Years ago, I wrote an article (for a newspaper, not for this blog) about Aveda gift packages. One of the products they sent me to test included a cherry pit neck wrap.
It was brilliant. Totally brilliant. I just popped it into the microwave for a minute or so and had a nice, toasty wrap.
I loved that damn thing. I loved it right up to the day the washing machine ripped the cover a new one and the replacement cover I made burst into some truly spectacular flames in the microwave and I had to throw the whole mess into the garbage.
But then, thanks to the Internet and my local Whole Foods health food store, I came up with a replacement that cost less than a few dollars.
Homemade neck wrap
As Aveda no longer sold the original neck wrap, I turned to other stores. Neck wraps were hard to find, but the ones I did locate were loaded with chemicals (lavender essence; hint of thyme; cool mint). And I didn’t want to snuggle up to that.

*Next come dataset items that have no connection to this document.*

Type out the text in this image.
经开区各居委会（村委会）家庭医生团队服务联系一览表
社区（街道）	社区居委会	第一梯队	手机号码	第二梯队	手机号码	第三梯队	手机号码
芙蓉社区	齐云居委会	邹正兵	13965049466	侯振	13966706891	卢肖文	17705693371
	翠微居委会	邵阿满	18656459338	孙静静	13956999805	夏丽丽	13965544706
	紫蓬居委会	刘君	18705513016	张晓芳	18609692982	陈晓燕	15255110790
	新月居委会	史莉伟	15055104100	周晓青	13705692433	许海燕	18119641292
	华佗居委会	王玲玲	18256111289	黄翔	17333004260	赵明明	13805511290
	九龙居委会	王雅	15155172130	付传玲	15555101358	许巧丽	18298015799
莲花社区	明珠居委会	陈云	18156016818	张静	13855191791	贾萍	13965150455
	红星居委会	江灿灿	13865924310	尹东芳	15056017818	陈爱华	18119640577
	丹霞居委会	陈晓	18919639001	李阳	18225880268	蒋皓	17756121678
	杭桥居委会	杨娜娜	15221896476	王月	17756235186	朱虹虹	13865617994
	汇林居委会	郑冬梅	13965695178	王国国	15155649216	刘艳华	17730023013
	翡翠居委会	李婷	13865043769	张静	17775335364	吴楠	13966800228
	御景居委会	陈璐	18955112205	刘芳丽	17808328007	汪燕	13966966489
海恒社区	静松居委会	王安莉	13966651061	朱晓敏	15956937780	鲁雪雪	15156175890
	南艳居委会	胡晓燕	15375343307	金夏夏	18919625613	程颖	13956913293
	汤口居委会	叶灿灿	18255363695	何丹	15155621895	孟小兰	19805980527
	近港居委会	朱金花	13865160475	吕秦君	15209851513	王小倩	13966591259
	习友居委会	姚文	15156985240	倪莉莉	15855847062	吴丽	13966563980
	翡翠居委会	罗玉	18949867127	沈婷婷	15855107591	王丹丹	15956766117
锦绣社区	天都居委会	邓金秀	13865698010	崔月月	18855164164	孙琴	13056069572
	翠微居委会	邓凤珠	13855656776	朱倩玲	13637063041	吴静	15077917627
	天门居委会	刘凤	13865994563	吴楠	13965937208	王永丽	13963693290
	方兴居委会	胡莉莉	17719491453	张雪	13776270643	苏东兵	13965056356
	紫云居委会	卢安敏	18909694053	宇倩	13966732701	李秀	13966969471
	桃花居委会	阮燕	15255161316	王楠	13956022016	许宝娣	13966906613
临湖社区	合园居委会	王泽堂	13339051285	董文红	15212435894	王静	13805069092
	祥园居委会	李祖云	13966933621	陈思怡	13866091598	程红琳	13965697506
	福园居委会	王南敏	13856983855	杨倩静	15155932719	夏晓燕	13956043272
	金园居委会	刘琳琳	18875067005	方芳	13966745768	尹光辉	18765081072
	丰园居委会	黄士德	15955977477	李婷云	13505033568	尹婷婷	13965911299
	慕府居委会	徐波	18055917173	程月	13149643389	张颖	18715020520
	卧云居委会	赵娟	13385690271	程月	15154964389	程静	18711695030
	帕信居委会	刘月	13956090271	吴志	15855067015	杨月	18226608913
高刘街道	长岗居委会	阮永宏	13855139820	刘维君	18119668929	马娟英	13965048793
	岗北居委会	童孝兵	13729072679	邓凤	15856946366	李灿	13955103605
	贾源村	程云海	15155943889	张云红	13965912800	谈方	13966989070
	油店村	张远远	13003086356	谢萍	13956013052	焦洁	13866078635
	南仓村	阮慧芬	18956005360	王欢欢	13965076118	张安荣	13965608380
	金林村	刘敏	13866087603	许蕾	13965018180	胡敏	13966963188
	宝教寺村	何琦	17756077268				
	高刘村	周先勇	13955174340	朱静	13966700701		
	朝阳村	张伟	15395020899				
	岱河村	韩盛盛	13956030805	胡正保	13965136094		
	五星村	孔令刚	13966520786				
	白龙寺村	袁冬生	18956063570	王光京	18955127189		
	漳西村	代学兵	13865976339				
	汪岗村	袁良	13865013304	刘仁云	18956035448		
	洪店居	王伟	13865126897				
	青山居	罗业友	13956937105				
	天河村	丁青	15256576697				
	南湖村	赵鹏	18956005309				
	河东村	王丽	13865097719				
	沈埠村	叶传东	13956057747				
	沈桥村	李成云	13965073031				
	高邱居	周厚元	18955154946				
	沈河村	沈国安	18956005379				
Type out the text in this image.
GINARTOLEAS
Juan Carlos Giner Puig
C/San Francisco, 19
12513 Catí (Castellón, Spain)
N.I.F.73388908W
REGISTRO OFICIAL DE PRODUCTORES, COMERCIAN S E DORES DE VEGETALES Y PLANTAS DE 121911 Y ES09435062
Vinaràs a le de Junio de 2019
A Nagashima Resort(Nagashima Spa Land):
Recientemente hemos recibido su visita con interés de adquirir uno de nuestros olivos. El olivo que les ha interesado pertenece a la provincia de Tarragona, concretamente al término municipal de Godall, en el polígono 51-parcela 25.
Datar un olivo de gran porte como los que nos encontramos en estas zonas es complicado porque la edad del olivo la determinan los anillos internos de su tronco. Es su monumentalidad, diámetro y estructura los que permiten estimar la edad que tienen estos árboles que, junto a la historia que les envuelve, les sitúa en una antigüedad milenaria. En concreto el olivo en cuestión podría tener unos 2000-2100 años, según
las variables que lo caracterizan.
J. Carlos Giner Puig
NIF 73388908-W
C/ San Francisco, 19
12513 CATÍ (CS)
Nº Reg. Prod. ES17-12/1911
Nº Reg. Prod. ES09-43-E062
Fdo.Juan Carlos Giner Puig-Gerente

So then I searched online for cherry pits. See, I figured I’d make one of my own.
I never did find any pits, but I did find an article that said that lots of things could be used to make a neck pillow. Such as barley. And rice. And oatmeal and buckwheat and flax seed.
Rice a roll
I happened to have some Jasmine rice in the pantry so I made a 6" square with a cotton (you don't want to us a fabric that will melt or ignite, such as a polyester) Brooks Brothers shirt my husband had worn a hole into.
After some trial and error (and close watching of the microwave for fireworks or flames) I discovered that 66 seconds heated it to a perfect temperature.
And it worked well. But not for long, Because only 5 or 6 minutes later, it was cool again.
Barley and oatmeal and buckwheat, oh my
So I went to Whole Foods. And loaded up on a few dollars worth of barley and oatmeal and buckwheat. And brought them home and microwaved all three.
Testing, testing, 1, 2, 3
First, I felt all three right after I took them out of the microwave. Two were only warm; but one was nice and hot.
Second, I waited 5 minutes and felt them again. And, again, two only maintained a bit of heat, while one was still pretty warm.
And the winner is . . .
And the filling that got hotter, faster, and remained hotter, longer? Barley.
Barley versus rice
So, in the grudge match of the century, I now tested barley against rice.
And the winner? Once again, the mighty barley.
But there was one catch. The Jasmine rice smelled better. So it won Miss Congeniality.
But it did give me the idea to tuck a sprig of dried lavender in with the barley when I make my final bag. Not that barley smells bad. Just that lavender smells better.
And what about poor flax seed?
Alas, the poor flax seed was useless in the neck roll. But it is great in my ‘nanner.